Synopsis : Dans une petite ville américaine, le soir d’Halloween, créatures maléfiques, assassins et extraterrestres débarquent pour plusieurs récits terrifiants.

Critique Tales of Halloween :

VHS et ABC’s of Death ont remis au goût du jour les anthologies horrifiques. Tales of Halloween emprunte la même démarche et propose une sélection de courts métrages sur le thème d’Halloween. Cette anthologie fait la part belle aux grands noms du genre et réunit des réalisateurs tels que Neil Marshall (The Descent) ou Lucky McKee (May). On avait hâte de découvrir les 10 courts métrages composant le film, d’autant plus que certains réalisateurs se sont fait rares ces dernières années. On pense notamment à Neil Marshall, qui a principalement réalisé des épisodes de séries depuis 2010 (Hannibal, Black Sails, Game of Thrones, Constantine).

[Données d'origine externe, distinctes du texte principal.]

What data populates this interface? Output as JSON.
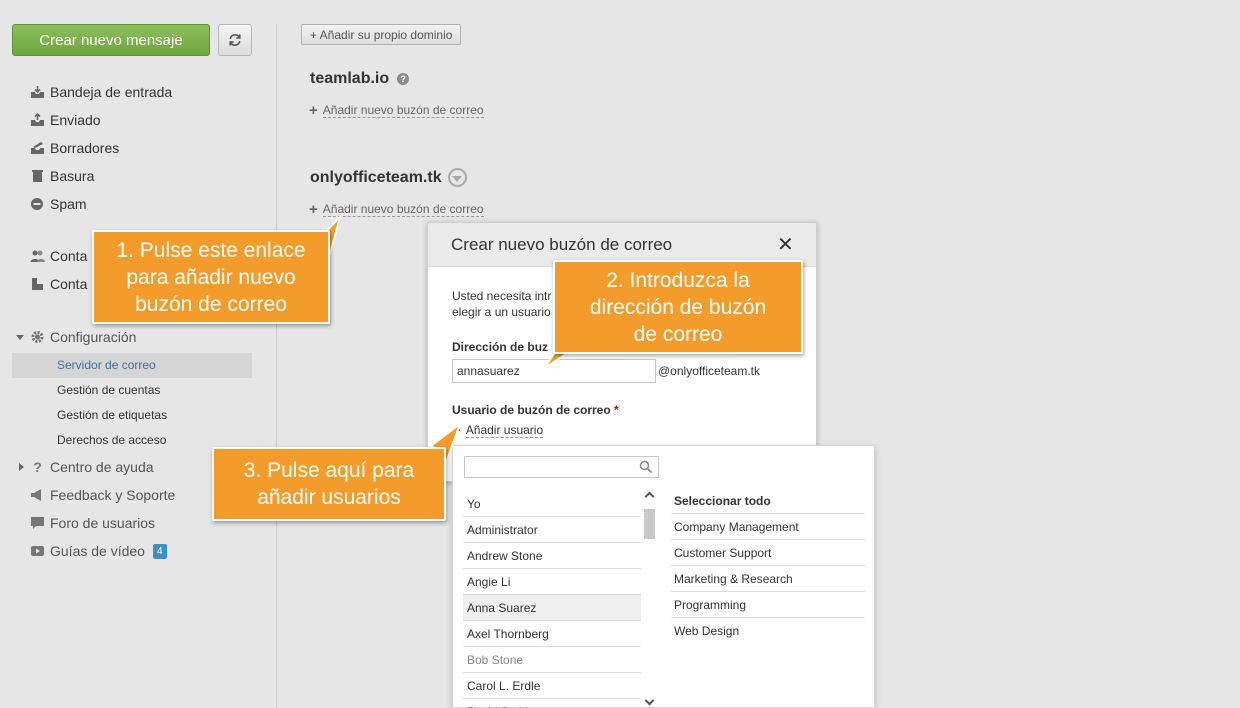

Tales of Halloween était très certainement l’un des films que nous attendions le plus à l’Etrange Festival. On était curieux de savoir si certains réalisateurs, qui nous avaient éblouis par le passé, étaient désormais rouillés ou s’ils étaient encore en mesure de nous surprendre et de nous ravir. Rassurez-vous, on a pas été déçus et cette anthologie remplit toute ses promesses.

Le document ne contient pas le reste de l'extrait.